Luciano Villanueva tenía 21 años, era el menor de tres hermanos y su vida fue interrumpida abruptamente durante un operativo policial en noviembre de 2014. Luciano tuvo un altercado con uno de sus vecinos –con quien tenía un historial de mala convivencia–, le quebró uno de los vidrios de su inmueble y horas más tarde, tres carabineros irrumpieron en el hogar de Luciano, buscándolo por el incidente.

“Él se resistió a ser detenido y en un arrebato de Carabineros, le dispararon a través de la puerta al interior de la casa dándole por la espalda y matándolo de manera inmediata”, explicó su hermano Mauricio Villanueva, consigna Radio Universidad de Chile.

El Instituto de Derechos Humanos (INDH) presentó una querella criminal por estos hechos en octubre de 2016 y en mayo pasado, el sargento Juan Marcelo Morales Cortés fue sentenciado a cinco años de presidio menor en su grado máximo, con el beneficio de libertad vigilada especial por Tribunal Oral de Cauquenes. Dicha sentencia luego fue ratificada el 13 de julio pasado por la Corte de Apelaciones de Talca.
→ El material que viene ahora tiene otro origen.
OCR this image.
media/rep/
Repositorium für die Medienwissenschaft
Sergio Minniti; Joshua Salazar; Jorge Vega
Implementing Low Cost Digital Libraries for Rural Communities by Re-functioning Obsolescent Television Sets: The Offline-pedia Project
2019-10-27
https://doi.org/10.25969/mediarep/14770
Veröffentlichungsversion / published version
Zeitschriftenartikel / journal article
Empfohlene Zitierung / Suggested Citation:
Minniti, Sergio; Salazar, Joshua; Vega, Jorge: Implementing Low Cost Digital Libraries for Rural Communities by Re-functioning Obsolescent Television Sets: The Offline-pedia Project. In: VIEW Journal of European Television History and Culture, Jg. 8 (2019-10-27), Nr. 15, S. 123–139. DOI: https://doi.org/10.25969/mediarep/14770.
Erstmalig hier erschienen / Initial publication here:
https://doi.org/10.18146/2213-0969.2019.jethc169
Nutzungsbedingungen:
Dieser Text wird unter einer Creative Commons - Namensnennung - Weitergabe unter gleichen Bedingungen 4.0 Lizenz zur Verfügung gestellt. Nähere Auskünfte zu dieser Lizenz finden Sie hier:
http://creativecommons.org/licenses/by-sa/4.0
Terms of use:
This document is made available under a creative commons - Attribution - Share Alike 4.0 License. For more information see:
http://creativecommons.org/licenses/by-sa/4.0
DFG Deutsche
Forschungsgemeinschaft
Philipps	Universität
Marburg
Este es uno de los primeros casos donde se formaliza a un carabinero por delito de homicidio por justicia ordinaria, luego de la modificación que sufrió el Código de Justicia Militar en noviembre de 2016. Sin embargo, la familia de Villanueva manifestó su disconformidad ante la sentencia y afirmó que el fallo “no se condice con la brutalidad del delito, ya que cualquier otra persona que hubiese cometido tal acto nunca hubiese salido de la prisión preventiva” y que la condena por tal delito corresponde a diez años y un día, consigna La Izquierda Diario.

Además, calificaron como “humillante” que se haya otorgado el beneficio de la libertad vigilada, luego de los tres años que ha durado el proceso en busca de justicia. “Nos parece tremendamente frustrante, triste y repudiable”, afirmaron.

Finalmente, cuestionaron la modificación que establece que los funcionarios policiales victimarios serán formalizados por la justicia ordinaria y no por la justicia militar. “¿De qué sirve (…) si se va aplicar el Código Penal con benevolencia a delitos cometidos por la policía? Es decir, no existe igualdad ante la ley“.